AI is utilized today in so many ways that it might be easier to list where it isn’t. In the tech industry, one of the most common uses of AI and machine learning is in photography, like touching up photos or even heavily modifying them, like the controversial FaceApp. Hopefully less damning, a new MIT research project called AI Portraits Ars takes those same principles to render selfies and photos in a stylistically correct masterpiece from the classics, the Renaissance, or even contemporary art.
Style transfer this is not. That is also a popular AI application that takes a photo and applies the painting styles and colors of another art style. Impressive as that may be, the final product doesn’t actually change the nature, form, or structure of the original phone.

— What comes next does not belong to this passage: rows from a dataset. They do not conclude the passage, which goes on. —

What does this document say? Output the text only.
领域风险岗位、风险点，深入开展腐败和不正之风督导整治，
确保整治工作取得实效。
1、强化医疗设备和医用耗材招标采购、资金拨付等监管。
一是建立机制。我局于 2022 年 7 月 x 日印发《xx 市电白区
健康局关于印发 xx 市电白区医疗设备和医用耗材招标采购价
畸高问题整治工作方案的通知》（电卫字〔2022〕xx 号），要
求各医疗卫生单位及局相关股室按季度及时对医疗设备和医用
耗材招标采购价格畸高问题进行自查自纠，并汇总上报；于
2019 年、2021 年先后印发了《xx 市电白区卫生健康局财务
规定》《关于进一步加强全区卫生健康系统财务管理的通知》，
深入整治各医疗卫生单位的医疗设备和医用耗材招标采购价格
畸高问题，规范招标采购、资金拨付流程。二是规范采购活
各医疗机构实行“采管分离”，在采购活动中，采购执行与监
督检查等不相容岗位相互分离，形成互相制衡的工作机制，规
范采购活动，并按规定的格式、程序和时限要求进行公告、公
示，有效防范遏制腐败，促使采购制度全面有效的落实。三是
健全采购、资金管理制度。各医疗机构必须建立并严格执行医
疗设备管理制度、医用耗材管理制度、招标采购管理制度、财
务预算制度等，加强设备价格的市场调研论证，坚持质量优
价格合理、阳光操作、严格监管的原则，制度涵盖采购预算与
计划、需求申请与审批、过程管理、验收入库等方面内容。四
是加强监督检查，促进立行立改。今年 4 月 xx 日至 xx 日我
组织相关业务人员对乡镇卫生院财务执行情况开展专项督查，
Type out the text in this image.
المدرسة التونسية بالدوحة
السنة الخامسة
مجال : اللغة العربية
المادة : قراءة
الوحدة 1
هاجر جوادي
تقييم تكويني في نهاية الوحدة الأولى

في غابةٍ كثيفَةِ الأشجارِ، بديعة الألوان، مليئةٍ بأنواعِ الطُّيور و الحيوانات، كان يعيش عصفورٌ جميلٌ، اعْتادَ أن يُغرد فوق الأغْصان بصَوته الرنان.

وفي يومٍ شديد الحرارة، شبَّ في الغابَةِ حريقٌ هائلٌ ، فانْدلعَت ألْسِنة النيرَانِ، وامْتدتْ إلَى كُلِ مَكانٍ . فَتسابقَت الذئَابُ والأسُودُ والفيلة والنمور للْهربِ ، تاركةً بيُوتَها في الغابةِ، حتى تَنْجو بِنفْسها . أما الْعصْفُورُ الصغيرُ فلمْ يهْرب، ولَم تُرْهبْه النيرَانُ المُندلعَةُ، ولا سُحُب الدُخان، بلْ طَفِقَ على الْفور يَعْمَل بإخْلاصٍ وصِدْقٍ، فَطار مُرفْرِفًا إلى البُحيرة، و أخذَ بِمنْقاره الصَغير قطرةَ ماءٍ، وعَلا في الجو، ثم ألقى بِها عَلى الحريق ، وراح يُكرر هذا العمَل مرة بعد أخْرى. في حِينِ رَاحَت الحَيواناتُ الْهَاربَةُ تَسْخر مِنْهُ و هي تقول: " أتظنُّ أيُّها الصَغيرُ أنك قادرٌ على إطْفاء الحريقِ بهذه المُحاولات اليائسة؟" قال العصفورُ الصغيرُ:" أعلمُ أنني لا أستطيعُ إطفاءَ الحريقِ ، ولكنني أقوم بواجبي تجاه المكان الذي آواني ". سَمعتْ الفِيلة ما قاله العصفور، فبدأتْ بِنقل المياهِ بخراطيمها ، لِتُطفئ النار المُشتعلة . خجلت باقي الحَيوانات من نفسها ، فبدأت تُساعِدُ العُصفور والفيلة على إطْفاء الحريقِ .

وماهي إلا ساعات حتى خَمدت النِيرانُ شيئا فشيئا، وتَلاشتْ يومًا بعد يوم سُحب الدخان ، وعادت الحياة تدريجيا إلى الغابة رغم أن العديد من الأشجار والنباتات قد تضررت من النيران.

AI Portraits Ars, in contrast, generates an image that looks like it was painted by an artist from that period. Lines are blurred, skin tones are modified, and even hairstyles are changed. And the actual art period it applies can vary depending on the presence or absence of elements in the original photo.
It’s definitely a very impressive demonstration of some of the capabilities of AI and machine learning but it could also be a vehicle for tangential education as well. For example, the researchers point out how the AI isn’t able to reproduce smiles in the final portrait. That’s not because of some programming error but because the source materials, which focused mostly on 15th-century European art styles, also shied away from portraying smiles for one reason or another.
Given the recent controversy surrounding the selfie-aging FaceApp app, it might have been poor timing to publicize this AI experiment, as impressive and whimsical as it may be. The site does have a privacy disclaimer that photos are immediately deleted after being processed by the AI but you’ll have to put your faith in a group of MIT Researchers to keep their word.